Dynamic structured illumination for confocal microscopy

Structured illumination enhances the resolution of a standard microscope by encoding the high spatial frequencies of an object's image into lower spatial frequencies through the use of a carefully selected pattern. In essence, it modifies the optical transfer function (OTF), which is the Fourier Transform of the point spread function (PSF), to increase sensitivity to high spatial frequencies. In [G. Noetinger et al, Arxiv 2306.14631 (2023)], the authors introduce a novel technique that further leverages time by incorporating a temporal periodic modulation, specifically through the use of a rotating mask, to encode multiple transfer functions within the temporal domain. This methodology is exemplified using a confocal microscope setup. At each scanning position, a temporal periodic signal is captured, enabling the construction of multiple images of the same object. The image carried by each harmonic is a convolution of the object with a phase vortex of topological charge, similar to the outcome when using a vortex phase plate as an illumination. This enables the collection of chosen high spatial frequencies from the sample, thereby enhancing the spatial resolution of the confocal microscope.

Subwavelength light focusing through a scattering medium

[J. H. Park et al., Nat. Photon., (2013)]

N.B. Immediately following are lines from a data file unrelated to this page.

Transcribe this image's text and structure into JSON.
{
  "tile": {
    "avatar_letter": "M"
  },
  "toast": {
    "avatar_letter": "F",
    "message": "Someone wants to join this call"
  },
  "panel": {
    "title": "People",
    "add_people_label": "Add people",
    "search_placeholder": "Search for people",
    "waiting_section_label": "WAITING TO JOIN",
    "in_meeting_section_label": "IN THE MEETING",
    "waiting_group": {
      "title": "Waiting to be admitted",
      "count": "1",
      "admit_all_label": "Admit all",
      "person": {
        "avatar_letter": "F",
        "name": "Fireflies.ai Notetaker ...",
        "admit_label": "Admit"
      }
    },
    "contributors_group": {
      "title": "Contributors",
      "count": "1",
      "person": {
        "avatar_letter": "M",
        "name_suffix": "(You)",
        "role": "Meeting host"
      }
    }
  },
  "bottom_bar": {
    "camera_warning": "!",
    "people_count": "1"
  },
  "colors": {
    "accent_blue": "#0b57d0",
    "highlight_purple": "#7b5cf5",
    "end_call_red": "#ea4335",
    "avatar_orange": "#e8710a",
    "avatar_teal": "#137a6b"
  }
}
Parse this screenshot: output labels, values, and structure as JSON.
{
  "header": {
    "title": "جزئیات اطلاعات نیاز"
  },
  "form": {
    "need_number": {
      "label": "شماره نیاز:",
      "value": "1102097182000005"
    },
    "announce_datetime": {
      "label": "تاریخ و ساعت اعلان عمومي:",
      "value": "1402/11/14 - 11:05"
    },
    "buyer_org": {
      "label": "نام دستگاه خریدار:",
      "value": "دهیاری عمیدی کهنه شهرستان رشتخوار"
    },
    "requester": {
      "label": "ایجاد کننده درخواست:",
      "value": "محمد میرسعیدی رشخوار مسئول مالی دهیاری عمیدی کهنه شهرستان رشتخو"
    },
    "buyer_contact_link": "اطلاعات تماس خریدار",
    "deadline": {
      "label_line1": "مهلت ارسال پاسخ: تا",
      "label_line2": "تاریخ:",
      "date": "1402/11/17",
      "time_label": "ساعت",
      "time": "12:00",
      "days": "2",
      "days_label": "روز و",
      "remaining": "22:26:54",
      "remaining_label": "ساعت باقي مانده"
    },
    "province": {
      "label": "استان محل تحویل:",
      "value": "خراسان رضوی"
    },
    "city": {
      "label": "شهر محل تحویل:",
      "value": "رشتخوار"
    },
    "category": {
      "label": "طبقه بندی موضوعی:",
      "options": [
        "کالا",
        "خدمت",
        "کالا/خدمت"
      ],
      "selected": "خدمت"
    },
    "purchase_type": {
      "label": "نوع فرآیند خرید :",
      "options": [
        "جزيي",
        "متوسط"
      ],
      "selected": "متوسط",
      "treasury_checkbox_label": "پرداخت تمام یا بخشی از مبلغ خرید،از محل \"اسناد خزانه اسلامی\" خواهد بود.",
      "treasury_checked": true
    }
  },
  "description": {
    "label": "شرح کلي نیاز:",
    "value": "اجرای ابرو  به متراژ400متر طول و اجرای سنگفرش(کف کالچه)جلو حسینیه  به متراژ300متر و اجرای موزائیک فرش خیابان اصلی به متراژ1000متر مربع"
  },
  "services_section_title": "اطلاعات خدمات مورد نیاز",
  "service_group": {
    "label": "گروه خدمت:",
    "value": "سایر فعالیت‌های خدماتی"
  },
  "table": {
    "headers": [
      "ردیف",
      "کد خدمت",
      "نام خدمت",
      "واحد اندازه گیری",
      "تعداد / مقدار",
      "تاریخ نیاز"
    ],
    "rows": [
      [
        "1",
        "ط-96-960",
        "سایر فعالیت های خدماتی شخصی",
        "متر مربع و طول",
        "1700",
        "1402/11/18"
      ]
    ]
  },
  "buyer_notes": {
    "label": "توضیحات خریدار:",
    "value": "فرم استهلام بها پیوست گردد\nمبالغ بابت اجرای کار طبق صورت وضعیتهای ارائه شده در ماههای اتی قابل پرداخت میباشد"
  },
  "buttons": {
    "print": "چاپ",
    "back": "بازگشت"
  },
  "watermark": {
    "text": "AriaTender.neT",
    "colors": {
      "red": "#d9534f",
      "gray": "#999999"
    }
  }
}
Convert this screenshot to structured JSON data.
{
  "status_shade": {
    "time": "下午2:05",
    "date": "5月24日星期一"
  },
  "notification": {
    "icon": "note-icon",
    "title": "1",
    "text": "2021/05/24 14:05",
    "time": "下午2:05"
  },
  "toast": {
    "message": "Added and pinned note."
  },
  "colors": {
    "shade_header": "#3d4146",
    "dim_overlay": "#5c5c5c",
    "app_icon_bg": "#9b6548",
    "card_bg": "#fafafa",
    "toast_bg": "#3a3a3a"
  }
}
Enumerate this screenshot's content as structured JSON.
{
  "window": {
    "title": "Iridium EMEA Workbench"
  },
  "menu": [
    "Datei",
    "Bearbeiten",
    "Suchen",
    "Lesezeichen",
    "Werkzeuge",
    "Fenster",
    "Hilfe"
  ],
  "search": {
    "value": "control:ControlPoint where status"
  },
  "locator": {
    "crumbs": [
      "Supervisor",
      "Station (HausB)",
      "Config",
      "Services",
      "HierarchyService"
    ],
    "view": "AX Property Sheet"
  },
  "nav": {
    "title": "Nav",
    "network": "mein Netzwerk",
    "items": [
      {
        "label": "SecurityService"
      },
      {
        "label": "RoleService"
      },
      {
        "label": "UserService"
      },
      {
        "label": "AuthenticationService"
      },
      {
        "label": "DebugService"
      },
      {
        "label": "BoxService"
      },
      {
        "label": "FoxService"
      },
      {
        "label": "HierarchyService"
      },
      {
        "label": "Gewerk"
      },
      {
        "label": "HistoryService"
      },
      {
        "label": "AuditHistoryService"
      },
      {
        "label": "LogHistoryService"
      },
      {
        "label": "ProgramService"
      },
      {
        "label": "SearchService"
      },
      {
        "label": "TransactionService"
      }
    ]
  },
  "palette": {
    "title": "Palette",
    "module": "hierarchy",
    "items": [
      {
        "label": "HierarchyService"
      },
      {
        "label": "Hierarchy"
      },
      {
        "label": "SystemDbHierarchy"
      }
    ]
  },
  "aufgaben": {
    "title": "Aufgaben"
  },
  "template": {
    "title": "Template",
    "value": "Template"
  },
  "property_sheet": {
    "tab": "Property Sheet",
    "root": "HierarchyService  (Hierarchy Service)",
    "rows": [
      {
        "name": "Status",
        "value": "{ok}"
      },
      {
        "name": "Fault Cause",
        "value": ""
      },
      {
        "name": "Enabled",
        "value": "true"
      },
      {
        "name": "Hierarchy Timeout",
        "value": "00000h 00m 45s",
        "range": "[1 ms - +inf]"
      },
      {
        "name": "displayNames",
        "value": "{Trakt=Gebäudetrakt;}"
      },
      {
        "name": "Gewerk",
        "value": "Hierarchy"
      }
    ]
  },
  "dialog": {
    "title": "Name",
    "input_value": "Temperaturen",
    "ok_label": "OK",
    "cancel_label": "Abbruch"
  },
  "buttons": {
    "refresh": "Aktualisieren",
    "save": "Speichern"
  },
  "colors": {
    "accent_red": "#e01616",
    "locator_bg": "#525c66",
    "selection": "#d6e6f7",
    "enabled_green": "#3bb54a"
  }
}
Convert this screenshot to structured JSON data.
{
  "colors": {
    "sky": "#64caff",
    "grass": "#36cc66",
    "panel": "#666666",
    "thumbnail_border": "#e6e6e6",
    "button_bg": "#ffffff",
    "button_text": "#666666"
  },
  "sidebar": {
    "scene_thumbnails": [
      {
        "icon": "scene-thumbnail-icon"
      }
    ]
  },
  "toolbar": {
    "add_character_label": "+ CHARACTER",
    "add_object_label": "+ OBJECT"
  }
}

After the first experiment of light focusing through a scattering medium using wavefront shaping (see A pioneer experiment), the same group demonstrated in [I. M. Vellekoop et al., Nat. Photon., 4, 320, (2010)] that a random medium can improve the sharpness of the focus. The scattering in a medium behind a lens randomizes the direction of the light. The speckle pattern shows high spatial frequencies not allowed by the lens alone because of its finite numerical aperture. After optimization of the input wavefront, the focus spot obtained is sharper than the resolution limit of the lens. In these experiments, the intensity profile was always measured in the far field, i.e. at least several wavelengths away from the surface, where only the propagating waves contribute to the optical field. In the present paper, J. H. Park and his colleagues optimize the input wavefront impinging on turbid media to increase the intensity measured in the near field at a given position. Subwavelength focusing is achieved thanks to the contributions of the evanescent waves.